Cinderella had a hard time when her father remarried. The nasty new stepmother and her two prickly daughters criticised Cinderella continuously. They left her in tears as they went off to the ball. However, the Fairy God Mother (FGM) appeared and the rest, as they say, is history.

If the stepsisters and the stepmother were nicer people, they could have complained in a constructive way, rather than criticise Cinderella when things weren’t right. Mind you, if they did that then we wouldn’t have a story to tell; the FGM wouldn’t have turned up; there’d have been no magic; Cinderella’s ball gown would have been a bit ordinary; and the prince may not have even noticed her amongst all the beautiful young damsels at the ball. Even worse, Cinderella may have stayed all night and made a right prat of herself by drinking too much punch, and the prince may have ridden off into the sunset with someone else. Boring to say the least.

Criticism vs Complaining

Anyway, there’s a difference between criticism and complaining.  It’s worth knowing the difference to improve relationships at work, as well as with a life partner, and friends in general.

What is the difference?

Complaining is when you say something like this to a person:

When you leave your dirty dishes on the bench in the tearoom it’s difficult for me to make my lunch, and I end up stressed and running late. Could you please put them in the dishwasher?

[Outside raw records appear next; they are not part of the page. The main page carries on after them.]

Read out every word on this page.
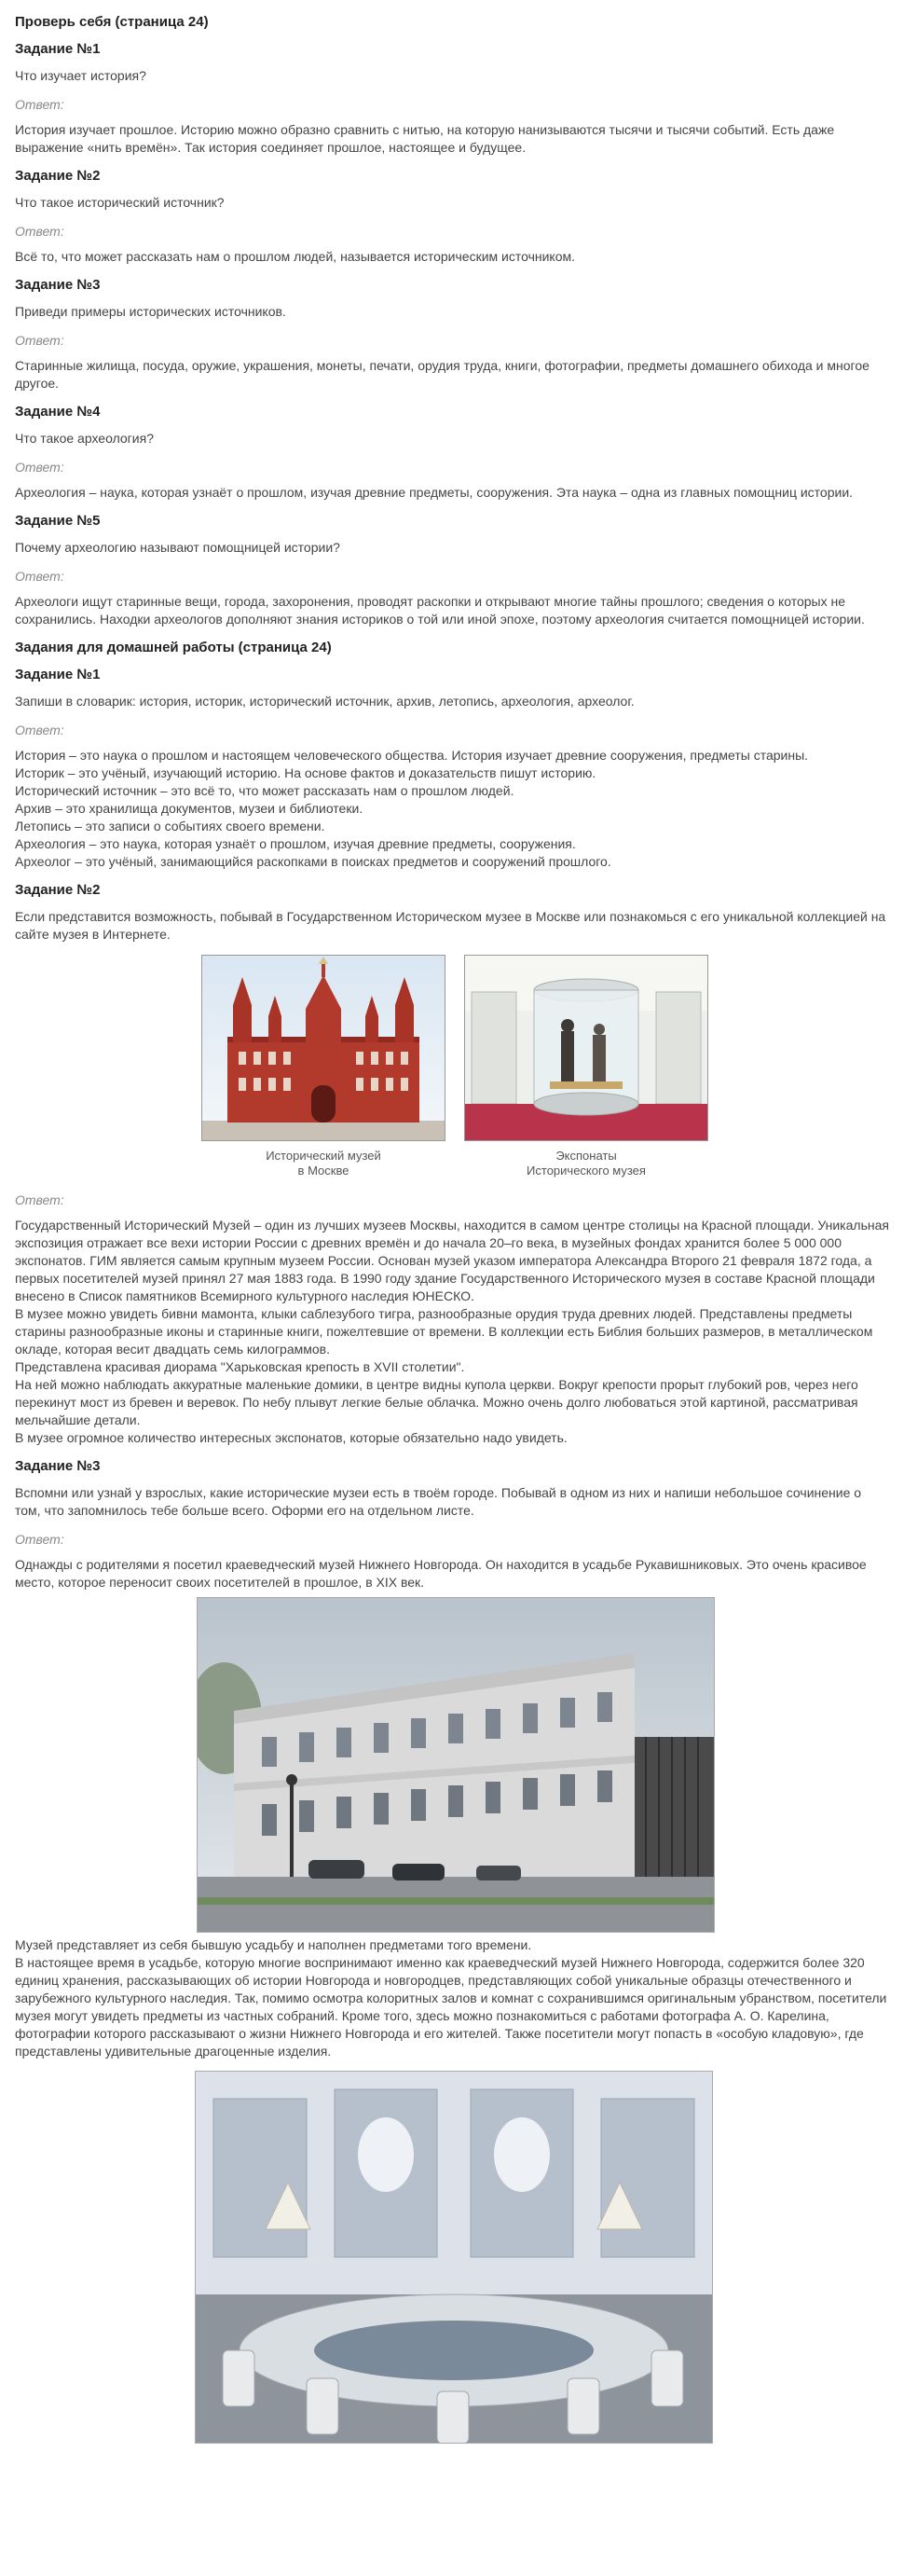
Проверь себя (страница 24)
Задание №1

Что изучает история?

Ответ:

История изучает прошлое. Историю можно образно сравнить с нитью, на которую нанизываются тысячи и тысячи событий. Есть даже выражение «нить времён». Так история соединяет прошлое, настоящее и будущее.
Задание №2

Что такое исторический источник?

Ответ:

Всё то, что может рассказать нам о прошлом людей, называется историческим источником.
Задание №3

Приведи примеры исторических источников.

Ответ:

Старинные жилища, посуда, оружие, украшения, монеты, печати, орудия труда, книги, фотографии, предметы домашнего обихода и многое другое.
Задание №4

Что такое археология?

Ответ:

Археология – наука, которая узнаёт о прошлом, изучая древние предметы, сооружения. Эта наука – одна из главных помощниц истории.
Задание №5

Почему археологию называют помощницей истории?

Ответ:

Археологи ищут старинные вещи, города, захоронения, проводят раскопки и открывают многие тайны прошлого; сведения о которых не сохранились. Находки археологов дополняют знания историков о той или иной эпохе, поэтому археология считается помощницей истории.
Задания для домашней работы (страница 24)
Задание №1

Запиши в словарик: история, историк, исторический источник, архив, летопись, археология, археолог.

Ответ:

История – это наука о прошлом и настоящем человеческого общества. История изучает древние сооружения, предметы старины.
Историк – это учёный, изучающий историю. На основе фактов и доказательств пишут историю.
Исторический источник – это всё то, что может рассказать нам о прошлом людей.
Архив – это хранилища документов, музеи и библиотеки.
Летопись – это записи о событиях своего времени.
Археология – это наука, которая узнаёт о прошлом, изучая древние предметы, сооружения.
Археолог – это учёный, занимающийся раскопками в поисках предметов и сооружений прошлого.
Задание №2

Если представится возможность, побывай в Государственном Историческом музее в Москве или познакомься с его уникальной коллекцией на сайте музея в Интернете.

Исторический музей
в Москве
Экспонаты
Исторического музея

Ответ:

Государственный Исторический Музей – один из лучших музеев Москвы, находится в самом центре столицы на Красной площади. Уникальная экспозиция отражает все вехи истории России с древних времён и до начала 20–го века, в музейных фондах хранится более 5 000 000 экспонатов. ГИМ является самым крупным музеем России. Основан музей указом императора Александра Второго 21 февраля 1872 года, а первых посетителей музей принял 27 мая 1883 года. В 1990 году здание Государственного Исторического музея в составе Красной площади внесено в Список памятников Всемирного культурного наследия ЮНЕСКО.
В музее можно увидеть бивни мамонта, клыки саблезубого тигра, разнообразные орудия труда древних людей. Представлены предметы старины разнообразные иконы и старинные книги, пожелтевшие от времени. В коллекции есть Библия больших размеров, в металлическом окладе, которая весит двадцать семь килограммов.
Представлена красивая диорама "Харьковская крепость в XVII столетии".
На ней можно наблюдать аккуратные маленькие домики, в центре видны купола церкви. Вокруг крепости прорыт глубокий ров, через него перекинут мост из бревен и веревок. По небу плывут легкие белые облачка. Можно очень долго любоваться этой картиной, рассматривая мельчайшие детали.
В музее огромное количество интересных экспонатов, которые обязательно надо увидеть.
Задание №3

Вспомни или узнай у взрослых, какие исторические музеи есть в твоём городе. Побывай в одном из них и напиши небольшое сочинение о том, что запомнилось тебе больше всего. Оформи его на отдельном листе.

Ответ:

Однажды с родителями я посетил краеведческий музей Нижнего Новгорода. Он находится в усадьбе Рукавишниковых. Это очень красивое место, которое переносит своих посетителей в прошлое, в XIX век.
Музей представляет из себя бывшую усадьбу и наполнен предметами того времени.
В настоящее время в усадьбе, которую многие воспринимают именно как краеведческий музей Нижнего Новгорода, содержится более 320 единиц хранения, рассказывающих об истории Новгорода и новгородцев, представляющих собой уникальные образцы отечественного и зарубежного культурного наследия. Так, помимо осмотра колоритных залов и комнат с сохранившимся оригинальным убранством, посетители музея могут увидеть предметы из частных собраний. Кроме того, здесь можно познакомиться с работами фотографа А. О. Карелина, фотографии которого рассказывают о жизни Нижнего Новгорода и его жителей. Также посетители могут попасть в «особую кладовую», где представлены удивительные драгоценные изделия.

Criticism is when you say:

You have left your dirty dishes on the bench in the tearoom again! I’m sick of your laziness and disrespect for other people. (Implying – you are not a good person).

Many people fear that if they raise issues with a partner, friend, or colleague, it will lead to unpleasantness and arguing that might end their relationship.  So, they stay silent. However, staying silent can have repercussions in other ways, and the build-up in stress may lead to a range of other issues, which the FGM can’t help you with.

In fact, complaining itself is not a problem. Research by relationship expert John Gottman shows that bottling up problems (staying silent) actually ends more marriages than arguing. Complaining, in the big picture, is actually a positive – it gets issues out in the open where they can be resolved. What leads to divorce isn’t complaining; it’s criticism.

Eric Barker writes about this in his most recent book “Plays Well with Others”

Complaining is actually healthy for a marriage. It’s criticism that predicts divorce. Complaining … is about an event, criticism … is about your fundamental personality. To keep your relationship solid, turn your criticisms into complaints. Address the event, not the person.

So don’t be afraid to raise that issue — but don’t make it personal. Address the problem, not the character of the other person. This will more likely lead to conversations that actually make your relationship stronger.

Four more points to keep in mind:

  1. You don’t have to complain about everything. Decide if it’s worthwhile and important enough. The dishes may sometimes end up on the bench when s/he is in a rush to pick the kids up from school.
  2. Make sure you say many positive things to your partner or workmate generally; otherwise, you will seem like one of the nasty stepsisters always complaining, which can morph into being experienced as criticism. John Gottman says in a marriage relationship the ratio should be 5:1. Five positives for each negative. In the workplace it should be even higher more like 7:1.
  3. Don’t have the complaining conversation when you are feeling angry or upset about it; or it might turn into a personal attack. Calm yourself down first (maybe come back later). Seek permission to have the conversation. Make sure the other person is willing to hear from you; if not now, then at some future time.
  4. Check carefully that you are not criticising the other person when you complain. Remember the big picture of wanting a positive and supportive relationship.  View them in the best possible light and view your complaint as an opportunity to make it even better.